What is the value of English law to business and society that makes it similar to natural assets?

As with natural assets such as biodiversity, the law has differing features in different places. English law happens to have the ability to travel freely and thus has significant value to trade and business. Access to it can determine health, education, employment, shelter and prosperity. Absence of that access can preclude all those things. It thus has significant value to society.

What are the measures of value of law to the UK economy?

There are three broad measures of value of law to the UK economy. None is properly understood in public or business life. None is recorded in any budget or balance sheet. They are the societal value of access to justice; the economic value of English law as a platform for business and global trade within the UK and globally; and the economic value of the rule of law.

Why access to justice is so important for the economy and what brings economic value to English law?

Access to justice and economic prosperity have a direct correlation. Wider access to just outcomes will increase economic activity and will diminish the economic costs of disadvantage.

“English law brings economic value as a platform for business and global trade within the UK and globally.”

Guy Beringer

English law is the most widely used operating platform in UK business history. It is a gateway to all other platforms as well as being the way in which businesses interact within and amongst themselves.

How do you define the economic value of the rule of law?

The economic value of the rule of law is more complex than the first two measures. It is a distillation of them into a framework akin to natural laws. It does not tell us what system of law and social conduct to adopt but it does tell us which structures will remain standing over time and which will inevitably fall over. In a world that seeks sustainability in all facets of existence, it is a unique tool. It has a distinctive value to the UK economy because it has become a part of the brand proposition for English law.

Where do we stand in our recognition of these measures of value?

he societal value of access to justice is largely ignored because it involves things which are viewed as too complex to consider.
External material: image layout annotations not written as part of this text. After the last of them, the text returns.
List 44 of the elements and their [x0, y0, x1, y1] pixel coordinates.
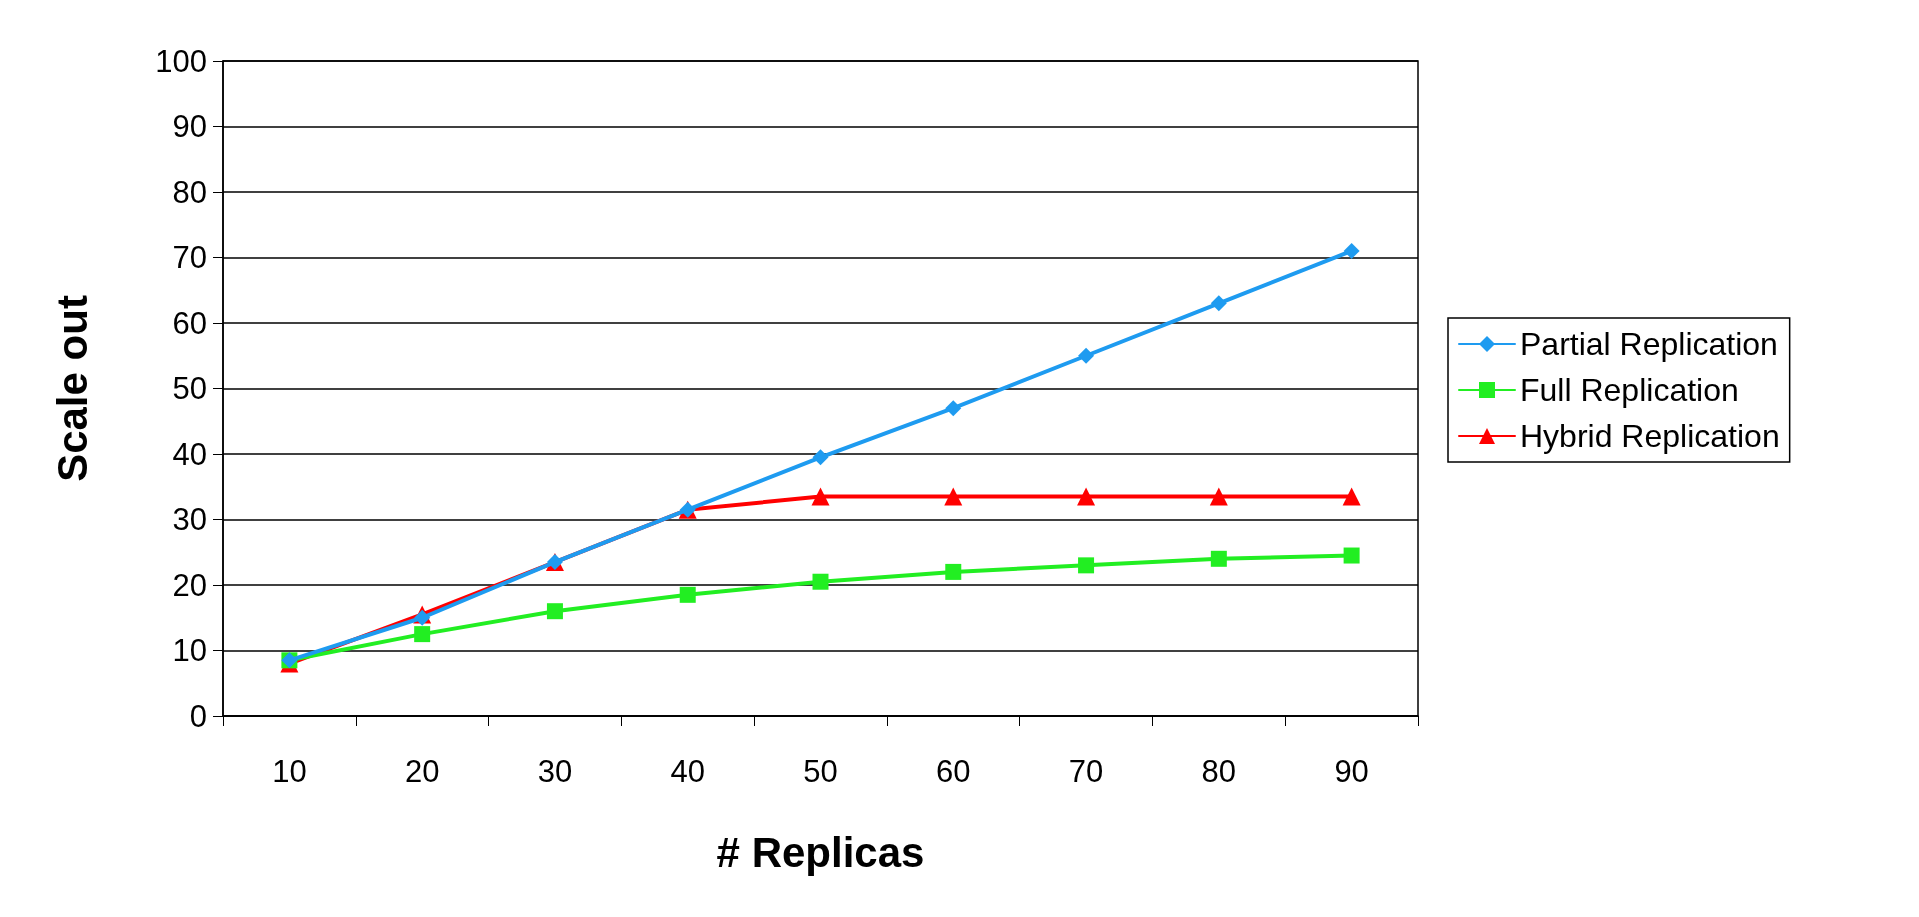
y-tick-label: 0 — [189, 698, 207, 734]
point — [811, 487, 830, 506]
point — [1342, 487, 1361, 506]
y-tick-label: 20 — [172, 567, 207, 603]
x-tick-label: 60 — [936, 754, 971, 789]
y-axis-title: Scale out — [48, 295, 96, 482]
point — [1343, 242, 1360, 259]
legend-label: Partial Replication — [1520, 326, 1778, 362]
point — [945, 563, 962, 580]
x-tick-label: 90 — [1334, 754, 1369, 789]
point — [414, 626, 431, 643]
point — [1078, 347, 1095, 364]
y-tick-label: 50 — [172, 371, 207, 406]
y-tick-label: 30 — [172, 502, 207, 537]
x-tick-label: 80 — [1201, 754, 1237, 789]
y-tick-label: 40 — [172, 436, 207, 472]
x-axis-title: # Replicas — [716, 828, 925, 876]
legend-label: Hybrid Replication — [1520, 418, 1780, 454]
x-tick-label: 40 — [670, 754, 705, 789]
point — [812, 573, 829, 590]
y-tick-label: 100 — [155, 43, 207, 79]
x-tick-label: 50 — [803, 754, 838, 789]
y-tick-label: 90 — [172, 109, 207, 144]
point — [1343, 547, 1360, 564]
point — [812, 449, 829, 466]
legend-label: Full Replication — [1520, 372, 1739, 408]
x-tick-label: 70 — [1068, 754, 1104, 789]
point — [679, 586, 696, 603]
point — [1209, 487, 1228, 506]
y-tick-label: 80 — [172, 174, 207, 210]
point — [1078, 557, 1095, 574]
y-tick-label: 60 — [172, 305, 207, 341]
y-tick-label: 70 — [172, 240, 207, 275]
point — [945, 400, 962, 417]
point — [1210, 295, 1227, 312]
x-tick-label: 20 — [404, 754, 440, 789]
y-tick-label: 10 — [172, 633, 207, 668]
point — [1077, 487, 1096, 506]
x-tick-label: 10 — [272, 754, 307, 789]
x-tick-label: 30 — [537, 754, 573, 789]
point — [546, 603, 563, 620]
point — [1210, 550, 1227, 567]
point — [414, 609, 431, 626]
point — [944, 487, 963, 506]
This is exacerbated by the fact that those external factors cross business, academic and governmental boundaries. We challenge current government and business thinking to recognise the value of English Law as a major economic asset. This challenge has, to date, been largely ignored in those quarters.
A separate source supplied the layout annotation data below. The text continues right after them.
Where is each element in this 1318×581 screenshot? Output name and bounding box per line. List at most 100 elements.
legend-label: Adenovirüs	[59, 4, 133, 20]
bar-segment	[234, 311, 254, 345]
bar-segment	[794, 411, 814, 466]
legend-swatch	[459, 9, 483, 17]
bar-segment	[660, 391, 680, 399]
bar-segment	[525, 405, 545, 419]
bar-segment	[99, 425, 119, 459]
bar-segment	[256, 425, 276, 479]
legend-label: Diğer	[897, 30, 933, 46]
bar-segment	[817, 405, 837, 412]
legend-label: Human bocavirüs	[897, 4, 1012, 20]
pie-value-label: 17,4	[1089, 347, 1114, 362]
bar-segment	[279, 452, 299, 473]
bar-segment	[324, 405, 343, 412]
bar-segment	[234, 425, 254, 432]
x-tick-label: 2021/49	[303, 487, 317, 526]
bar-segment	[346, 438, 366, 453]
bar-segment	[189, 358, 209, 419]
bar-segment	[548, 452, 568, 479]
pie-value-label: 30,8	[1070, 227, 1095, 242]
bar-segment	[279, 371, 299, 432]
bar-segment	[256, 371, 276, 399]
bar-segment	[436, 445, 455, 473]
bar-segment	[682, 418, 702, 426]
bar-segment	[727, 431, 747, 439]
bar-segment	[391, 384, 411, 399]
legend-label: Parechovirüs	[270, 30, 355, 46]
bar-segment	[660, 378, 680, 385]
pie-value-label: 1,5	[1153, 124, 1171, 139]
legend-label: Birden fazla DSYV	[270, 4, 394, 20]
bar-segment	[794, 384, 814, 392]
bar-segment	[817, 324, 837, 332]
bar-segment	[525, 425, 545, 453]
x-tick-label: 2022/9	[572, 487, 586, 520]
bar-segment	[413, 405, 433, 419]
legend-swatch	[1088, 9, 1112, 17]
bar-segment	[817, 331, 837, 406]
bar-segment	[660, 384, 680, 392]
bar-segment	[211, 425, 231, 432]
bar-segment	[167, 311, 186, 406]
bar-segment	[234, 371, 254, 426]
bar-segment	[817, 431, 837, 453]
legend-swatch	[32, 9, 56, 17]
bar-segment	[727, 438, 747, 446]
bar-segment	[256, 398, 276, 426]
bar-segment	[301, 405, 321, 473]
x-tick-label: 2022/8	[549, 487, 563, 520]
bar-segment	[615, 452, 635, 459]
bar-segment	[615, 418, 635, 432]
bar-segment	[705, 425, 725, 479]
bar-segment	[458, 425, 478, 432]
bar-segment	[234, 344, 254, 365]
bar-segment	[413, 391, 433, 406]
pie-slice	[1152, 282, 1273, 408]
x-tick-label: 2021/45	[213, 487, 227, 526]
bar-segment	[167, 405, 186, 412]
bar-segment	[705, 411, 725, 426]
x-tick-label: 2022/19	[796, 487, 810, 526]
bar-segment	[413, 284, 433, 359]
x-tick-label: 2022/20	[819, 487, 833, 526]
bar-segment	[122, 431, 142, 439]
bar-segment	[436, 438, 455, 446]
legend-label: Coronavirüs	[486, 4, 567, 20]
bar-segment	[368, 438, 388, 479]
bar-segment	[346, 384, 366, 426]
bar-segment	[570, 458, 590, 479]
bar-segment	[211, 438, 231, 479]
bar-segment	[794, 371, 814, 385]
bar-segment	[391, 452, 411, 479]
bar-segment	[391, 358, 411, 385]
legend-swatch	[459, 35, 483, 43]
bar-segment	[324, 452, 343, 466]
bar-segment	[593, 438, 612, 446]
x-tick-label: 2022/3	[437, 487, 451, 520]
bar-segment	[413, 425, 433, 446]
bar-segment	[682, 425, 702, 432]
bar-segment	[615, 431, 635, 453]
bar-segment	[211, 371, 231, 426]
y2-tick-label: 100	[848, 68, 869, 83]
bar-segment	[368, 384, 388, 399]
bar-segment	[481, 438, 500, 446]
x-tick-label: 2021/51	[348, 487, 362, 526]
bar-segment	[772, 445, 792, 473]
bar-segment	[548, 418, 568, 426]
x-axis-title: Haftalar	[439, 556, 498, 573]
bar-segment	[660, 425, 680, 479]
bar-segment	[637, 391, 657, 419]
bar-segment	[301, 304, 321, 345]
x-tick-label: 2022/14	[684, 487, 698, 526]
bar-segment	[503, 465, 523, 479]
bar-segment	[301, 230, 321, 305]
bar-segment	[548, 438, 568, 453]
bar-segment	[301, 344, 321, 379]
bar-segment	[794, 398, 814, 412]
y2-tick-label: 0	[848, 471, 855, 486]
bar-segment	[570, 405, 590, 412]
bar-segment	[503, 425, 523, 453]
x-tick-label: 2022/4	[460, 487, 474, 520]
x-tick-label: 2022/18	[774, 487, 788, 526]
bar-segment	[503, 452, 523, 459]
The value of the rule of law has been considered from time to time but is not acknowledged much outside academic circles.

Guy Beringer

Why are these measures not recognised or acknowledged more widely?
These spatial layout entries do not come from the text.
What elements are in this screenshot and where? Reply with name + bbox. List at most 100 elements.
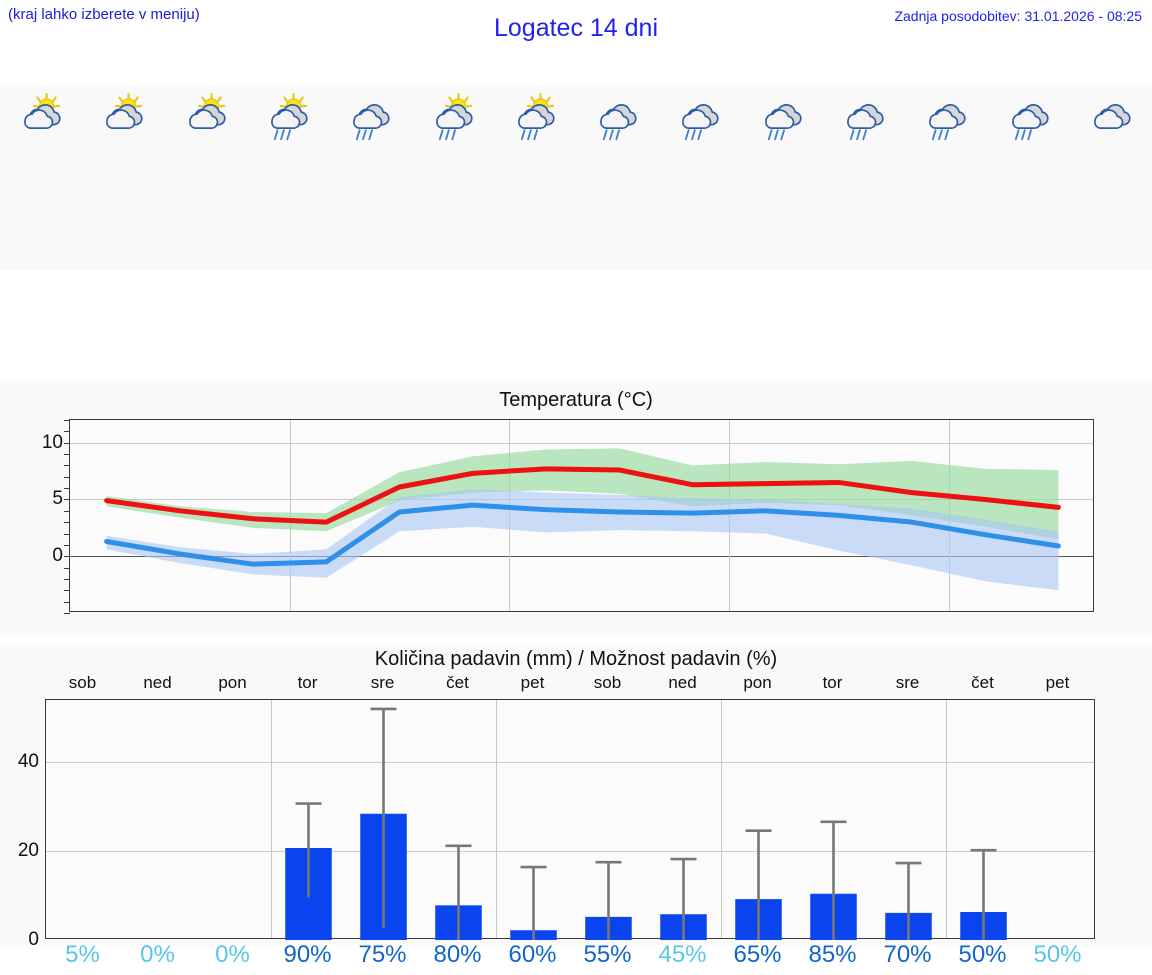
- temperature-y-axis-label: 10: [41, 431, 63, 453]
- precipitation-day-label: sre: [370, 673, 395, 692]
- temperature-range-band: [106, 448, 1059, 540]
- precipitation-probability-label: 50%: [958, 941, 1007, 968]
- temperature-y-axis-tick: [64, 613, 70, 614]
- precipitation-probability-label: 0%: [215, 941, 250, 968]
- precipitation-error-bar: [820, 820, 847, 940]
- precipitation-probability-label: 80%: [433, 941, 482, 968]
- precipitation-vertical-gridline: [271, 700, 272, 938]
- day-column[interactable]: [247, 85, 329, 270]
- day-column[interactable]: [329, 85, 411, 270]
- precipitation-day-label: pon: [218, 673, 247, 692]
- temperature-y-axis-tick: [64, 431, 70, 433]
- sun-cloud-icon: [175, 92, 237, 140]
- cloud-rain-icon: [998, 92, 1060, 141]
- temperature-y-axis-tick: [64, 556, 70, 558]
- precipitation-day-label: ned: [668, 673, 697, 692]
- cloud-rain-icon: [668, 92, 730, 141]
- precipitation-error-bar: [895, 861, 922, 940]
- precipitation-y-axis-label: 20: [17, 840, 39, 862]
- precipitation-probability-label: 90%: [283, 941, 332, 968]
- temperature-gridline: [70, 556, 1093, 558]
- day-column[interactable]: [905, 85, 987, 270]
- temperature-y-axis-tick: [64, 544, 70, 546]
- temperature-y-axis-tick: [64, 510, 70, 512]
- precipitation-probability-label: 65%: [733, 941, 782, 968]
- precipitation-probability-label: 60%: [508, 941, 557, 968]
- day-column[interactable]: [658, 85, 740, 270]
- day-column[interactable]: [82, 85, 164, 270]
- temperature-y-axis-tick: [64, 465, 70, 467]
- cloud-rain-icon: [915, 92, 977, 141]
- precipitation-day-label: sob: [593, 673, 622, 692]
- sun-cloud-rain-icon: [257, 92, 319, 141]
- day-column[interactable]: [411, 85, 493, 270]
- sun-cloud-icon: [10, 92, 72, 140]
- day-column[interactable]: [1070, 85, 1152, 270]
- precipitation-error-bar: [745, 829, 772, 940]
- precipitation-error-bar: [370, 707, 397, 928]
- precipitation-probability-labels: 5% 0% 0% 90% 75% 80% 60% 55% 45% 65% 85% 70% 50% 50%: [45, 941, 1095, 973]
- temperature-y-axis-tick: [64, 476, 70, 478]
- temperature-y-axis-tick: [64, 420, 70, 421]
- precipitation-probability-label: 5%: [65, 941, 100, 968]
- precipitation-day-label: ned: [143, 673, 172, 692]
- temperature-line: [104, 502, 1061, 567]
- precipitation-chart-title: Količina padavin (mm) / Možnost padavin …: [374, 648, 778, 670]
- precipitation-vertical-gridline: [721, 700, 722, 938]
- cloud-rain-icon: [586, 92, 648, 141]
- daily-forecast-strip: [0, 85, 1152, 270]
- temperature-plot-area: 0 5 10: [42, 419, 1094, 614]
- temperature-chart-title: Temperatura (°C): [499, 389, 653, 411]
- precipitation-day-label: pet: [1045, 673, 1070, 692]
- precipitation-y-axis-label: 0: [28, 929, 39, 950]
- precipitation-day-label: pon: [743, 673, 772, 692]
- menu-hint-text: (kraj lahko izberete v meniju): [8, 6, 200, 23]
- day-column[interactable]: [0, 85, 82, 270]
- temperature-y-axis-label: 5: [52, 488, 63, 510]
- last-updated-text: Zadnja posodobitev: 31.01.2026 - 08:25: [894, 8, 1142, 24]
- precipitation-y-axis-label: 40: [17, 751, 39, 773]
- temperature-y-axis-tick: [64, 488, 70, 490]
- temperature-y-axis-tick: [64, 590, 70, 592]
- precipitation-gridline: [46, 851, 1094, 853]
- precipitation-day-label: pet: [520, 673, 545, 692]
- cloud-rain-icon: [833, 92, 895, 141]
- temperature-y-axis-tick: [64, 601, 70, 603]
- day-column[interactable]: [987, 85, 1069, 270]
- precipitation-error-bar: [670, 857, 697, 940]
- temperature-y-axis-tick: [64, 522, 70, 524]
- page-header: (kraj lahko izberete v meniju) Logatec 1…: [0, 0, 1152, 62]
- temperature-gridline: [70, 442, 1093, 444]
- temperature-y-axis-tick: [64, 442, 70, 444]
- day-column[interactable]: [823, 85, 905, 270]
- temperature-y-axis-tick: [64, 578, 70, 580]
- day-column[interactable]: [741, 85, 823, 270]
- day-column[interactable]: [165, 85, 247, 270]
- precipitation-plot-area: 0 20 40: [18, 699, 1095, 950]
- precipitation-probability-label: 70%: [883, 941, 932, 968]
- precipitation-probability-label: 0%: [140, 941, 175, 968]
- precipitation-vertical-gridline: [946, 700, 947, 938]
- page-title: Logatec 14 dni: [493, 14, 659, 42]
- precipitation-day-label: tor: [822, 673, 843, 692]
- day-column[interactable]: [576, 85, 658, 270]
- precipitation-day-labels: sob ned pon tor sre čet pet sob ned pon tor sre čet p…: [45, 673, 1095, 697]
- cloud-rain-icon: [751, 92, 813, 141]
- precipitation-day-label: čet: [446, 673, 469, 692]
- precipitation-error-bar: [445, 844, 472, 940]
- precipitation-error-bar: [595, 860, 622, 940]
- temperature-series-canvas: [104, 448, 1061, 591]
- precipitation-error-bar: [520, 865, 547, 940]
- temperature-y-axis-tick: [64, 499, 70, 501]
- precipitation-probability-label: 50%: [1033, 941, 1082, 968]
- precipitation-error-bar: [970, 848, 997, 940]
- day-column[interactable]: [494, 85, 576, 270]
- temperature-y-axis-tick: [64, 454, 70, 456]
- precipitation-probability-label: 55%: [583, 941, 632, 968]
- precipitation-probability-label: 45%: [658, 941, 707, 968]
- sun-cloud-icon: [92, 92, 154, 140]
- sun-cloud-rain-icon: [504, 92, 566, 141]
- precipitation-bars-canvas: [285, 707, 1007, 940]
- cloud-rain-icon: [339, 92, 401, 141]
The problem is that people instinctively conclude that something which they do not see does not exist. Access to justice sees its externalities spread across government departments and never aggregated. In official terms, those externalities have no existence. The business world has allowed legal experts to create a black box approach to law. The boardroom and government behave as if law is simply a tool which requires a qualification to wield it. This was the way in which technology was viewed 25 years ago.

And what else?

Another issue is that economists tend to categorise law narrowly as an institutional influence. This is a very one-dimensional approach to a complex asset and is like analysing the value of sunlight simply as an alternative solar energy source. Law can be a facilitator of entrepreneurship, an obstacle to enterprise, a medical treatment, a door to happiness or a source of misery. All of these potential outcomes have an economic significance and are measurable.

What do you think should happen to change status quo?

It is time for legonomics – where law meets finance – to overcome the boundaries between the two disciplines of economics and law. It is also time for the principals in government, business and civil society to understand its economic significance and to direct policy accordingly.

“There is no entity independent of self-interest which is custodian of the law as a national asset.”

Guy Beringer

That alone should ring some alarm bells. The creation of an independent body, along the lines of the Alan Turing Institute, which pioneers research into artificial intelligence, should be a priority to address areas of law that failed to keep up with innovation and promote English law to global companies as the law of choice to govern transactions in new areas.